Clinical features and outcomes of cirrhosis due to non-alcoholic steatohepatitis compared with cirrhosis caused by chronic hepatitis C
Version of Record online: 20 NOV 2008
© 2008 The Authors. Journal compilation © 2008 Journal of Gastroenterology and Hepatology Foundation and Blackwell Publishing Asia Pty Ltd
Journal of Gastroenterology and Hepatology
Volume 24, Issue 2, pages 248–254, February 2009
How to Cite
Yatsuji, S., Hashimoto, E., Tobari, M., Taniai, M., Tokushige, K. and Shiratori, K. (2009), Clinical features and outcomes of cirrhosis due to non-alcoholic steatohepatitis compared with cirrhosis caused by chronic hepatitis C. Journal of Gastroenterology and Hepatology, 24: 248–254. doi: 10.1111/j.1440-1746.2008.05640.x
- Issue online: 22 JAN 2009
- Version of Record online: 20 NOV 2008
- Accepted for publication 19 July 2008.
- hepatocellular carcinoma;
- liver cirrhosis;
- non-alcoholic steatohepatitis
Background and Aim: Ethnic differences in non-alcoholic steatohepatitis (NASH) are well-documented, but there has been no study on the prognosis of Japanese NASH patients with cirrhosis. Accordingly, we compared cirrhotic NASH with liver cirrhosis caused by chronic hepatitis C (LC-C) to clarify its clinical features and define the risk factors for death.

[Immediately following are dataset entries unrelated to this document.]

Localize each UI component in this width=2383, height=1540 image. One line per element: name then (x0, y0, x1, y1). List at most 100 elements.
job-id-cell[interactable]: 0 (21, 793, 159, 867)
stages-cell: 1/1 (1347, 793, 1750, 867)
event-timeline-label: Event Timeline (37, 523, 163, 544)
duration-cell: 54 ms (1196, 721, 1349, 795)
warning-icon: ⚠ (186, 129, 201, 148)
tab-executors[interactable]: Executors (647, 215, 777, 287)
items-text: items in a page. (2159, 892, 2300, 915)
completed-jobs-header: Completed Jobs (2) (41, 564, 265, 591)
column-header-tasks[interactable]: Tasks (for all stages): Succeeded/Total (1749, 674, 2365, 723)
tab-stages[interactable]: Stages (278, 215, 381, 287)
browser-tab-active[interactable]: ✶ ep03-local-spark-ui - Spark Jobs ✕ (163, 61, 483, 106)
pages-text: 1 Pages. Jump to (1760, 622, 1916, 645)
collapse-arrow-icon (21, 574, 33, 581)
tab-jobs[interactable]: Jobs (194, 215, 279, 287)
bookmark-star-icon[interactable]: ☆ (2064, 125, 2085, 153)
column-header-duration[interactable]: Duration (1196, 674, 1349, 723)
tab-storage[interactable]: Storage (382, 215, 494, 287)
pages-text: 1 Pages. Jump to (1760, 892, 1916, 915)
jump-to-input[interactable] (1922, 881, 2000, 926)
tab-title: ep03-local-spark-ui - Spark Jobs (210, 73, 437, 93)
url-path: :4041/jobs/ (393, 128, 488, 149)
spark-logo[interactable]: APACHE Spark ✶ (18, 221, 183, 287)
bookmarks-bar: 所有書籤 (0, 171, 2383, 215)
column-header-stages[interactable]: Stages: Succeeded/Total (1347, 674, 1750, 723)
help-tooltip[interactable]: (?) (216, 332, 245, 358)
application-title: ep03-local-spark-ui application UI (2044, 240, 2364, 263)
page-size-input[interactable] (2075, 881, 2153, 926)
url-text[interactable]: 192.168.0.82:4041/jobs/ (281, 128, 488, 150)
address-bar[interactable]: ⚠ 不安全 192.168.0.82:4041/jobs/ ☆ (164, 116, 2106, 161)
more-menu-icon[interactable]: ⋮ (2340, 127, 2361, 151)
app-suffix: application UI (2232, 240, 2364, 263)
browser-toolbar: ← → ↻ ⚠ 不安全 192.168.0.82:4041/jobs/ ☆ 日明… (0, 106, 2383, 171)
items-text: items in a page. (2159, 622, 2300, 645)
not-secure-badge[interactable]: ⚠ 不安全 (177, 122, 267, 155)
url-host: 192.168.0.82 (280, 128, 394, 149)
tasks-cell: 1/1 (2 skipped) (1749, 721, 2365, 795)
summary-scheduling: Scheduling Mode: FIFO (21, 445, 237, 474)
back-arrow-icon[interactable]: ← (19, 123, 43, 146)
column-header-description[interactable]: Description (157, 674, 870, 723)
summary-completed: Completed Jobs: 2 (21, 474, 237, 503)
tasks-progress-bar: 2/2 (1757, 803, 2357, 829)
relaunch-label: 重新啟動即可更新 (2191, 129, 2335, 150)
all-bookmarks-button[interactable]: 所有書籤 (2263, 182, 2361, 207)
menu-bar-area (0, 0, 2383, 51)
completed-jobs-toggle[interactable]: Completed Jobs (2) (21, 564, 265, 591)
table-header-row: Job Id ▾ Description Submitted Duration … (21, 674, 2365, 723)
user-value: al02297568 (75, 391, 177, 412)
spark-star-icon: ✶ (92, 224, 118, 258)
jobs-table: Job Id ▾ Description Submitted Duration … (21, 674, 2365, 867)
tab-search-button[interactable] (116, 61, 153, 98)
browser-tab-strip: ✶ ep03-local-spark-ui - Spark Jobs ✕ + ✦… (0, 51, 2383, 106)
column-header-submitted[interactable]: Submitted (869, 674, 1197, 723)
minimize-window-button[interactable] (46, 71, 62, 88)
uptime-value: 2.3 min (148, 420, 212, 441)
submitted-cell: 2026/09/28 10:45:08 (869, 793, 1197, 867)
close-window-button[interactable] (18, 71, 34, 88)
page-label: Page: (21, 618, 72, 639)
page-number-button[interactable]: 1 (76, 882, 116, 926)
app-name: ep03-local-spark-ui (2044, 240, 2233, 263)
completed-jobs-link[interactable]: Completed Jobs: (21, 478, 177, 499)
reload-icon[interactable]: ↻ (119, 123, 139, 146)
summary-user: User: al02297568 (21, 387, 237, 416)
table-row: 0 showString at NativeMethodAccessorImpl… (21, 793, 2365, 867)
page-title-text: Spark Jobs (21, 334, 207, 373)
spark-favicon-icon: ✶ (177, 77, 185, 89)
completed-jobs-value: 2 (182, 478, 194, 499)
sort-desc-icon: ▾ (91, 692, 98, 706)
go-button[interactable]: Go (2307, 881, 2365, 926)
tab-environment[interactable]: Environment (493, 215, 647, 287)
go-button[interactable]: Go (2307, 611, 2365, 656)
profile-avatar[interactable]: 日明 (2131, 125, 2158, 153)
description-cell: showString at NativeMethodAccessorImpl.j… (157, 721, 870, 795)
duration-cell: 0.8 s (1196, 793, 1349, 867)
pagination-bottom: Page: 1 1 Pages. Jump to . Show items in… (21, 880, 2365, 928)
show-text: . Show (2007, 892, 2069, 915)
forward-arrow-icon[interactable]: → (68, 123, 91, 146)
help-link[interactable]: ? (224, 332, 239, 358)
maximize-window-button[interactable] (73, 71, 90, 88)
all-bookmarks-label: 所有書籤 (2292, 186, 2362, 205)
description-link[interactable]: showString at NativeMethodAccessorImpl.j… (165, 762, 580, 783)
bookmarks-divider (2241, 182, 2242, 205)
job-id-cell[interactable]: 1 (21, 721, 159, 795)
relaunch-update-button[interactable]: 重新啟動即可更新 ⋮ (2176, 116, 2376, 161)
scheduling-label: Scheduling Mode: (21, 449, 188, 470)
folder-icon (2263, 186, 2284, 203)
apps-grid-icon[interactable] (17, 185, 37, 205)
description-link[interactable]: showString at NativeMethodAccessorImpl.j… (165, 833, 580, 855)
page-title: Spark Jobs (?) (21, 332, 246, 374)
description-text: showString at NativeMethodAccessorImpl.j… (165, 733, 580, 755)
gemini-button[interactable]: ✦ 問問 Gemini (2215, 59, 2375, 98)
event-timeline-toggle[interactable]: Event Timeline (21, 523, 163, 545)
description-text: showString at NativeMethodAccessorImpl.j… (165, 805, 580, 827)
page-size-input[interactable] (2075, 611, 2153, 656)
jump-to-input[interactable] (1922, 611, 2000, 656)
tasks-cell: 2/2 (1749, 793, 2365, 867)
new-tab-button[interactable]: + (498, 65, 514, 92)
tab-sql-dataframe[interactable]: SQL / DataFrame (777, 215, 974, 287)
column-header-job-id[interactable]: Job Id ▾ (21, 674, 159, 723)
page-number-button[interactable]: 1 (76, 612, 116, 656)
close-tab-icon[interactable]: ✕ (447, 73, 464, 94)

Methods: A prospective evaluation of the outcomes of NASH patients with severe fibrosis was started in 1990. Data on age- and sex-matched patients with biopsy-proven LC-C were collected retrospectively and used as the control.
Results: There were 68 patients with cirrhotic NASH and 69 with LC-C. The Child–Turcotte–Pugh (CTP) class was similar in these two groups. Although the outcome of the NASH group was better than that of the LC-C group, cirrhotic NASH followed a similar course to that of LC-C; that is, complications of cirrhosis developed, including hepatocellular carcinoma (HCC; the 5-year HCC rate was 11.3% for NASH and 30.5% for HCV) and death (the 5-year survival rates were 75.2% and 73.8%, respectively). HCC was the leading cause of death in both groups (NASH, 47%; HCV, 68%). The occurrence of HCC and the CTP class were significant risk factors for mortality in NASH patients according to a multivariate analysis (HCC: hazard ratio [HR] 7.96, 95% confidence interval [CI] 2.45–25.88, CTP class A: HR 0.17, 95% CI 0.06–0.50).
Conclusion: In conclusion, the present study confirmed that cirrhotic NASH has a similar course to LC-C. The occurrence of HCC was the strongest predictor of mortality in the NASH groups. These findings may be helpful when deciding on therapeutic interventions for NASH and also for the daily management of these patients.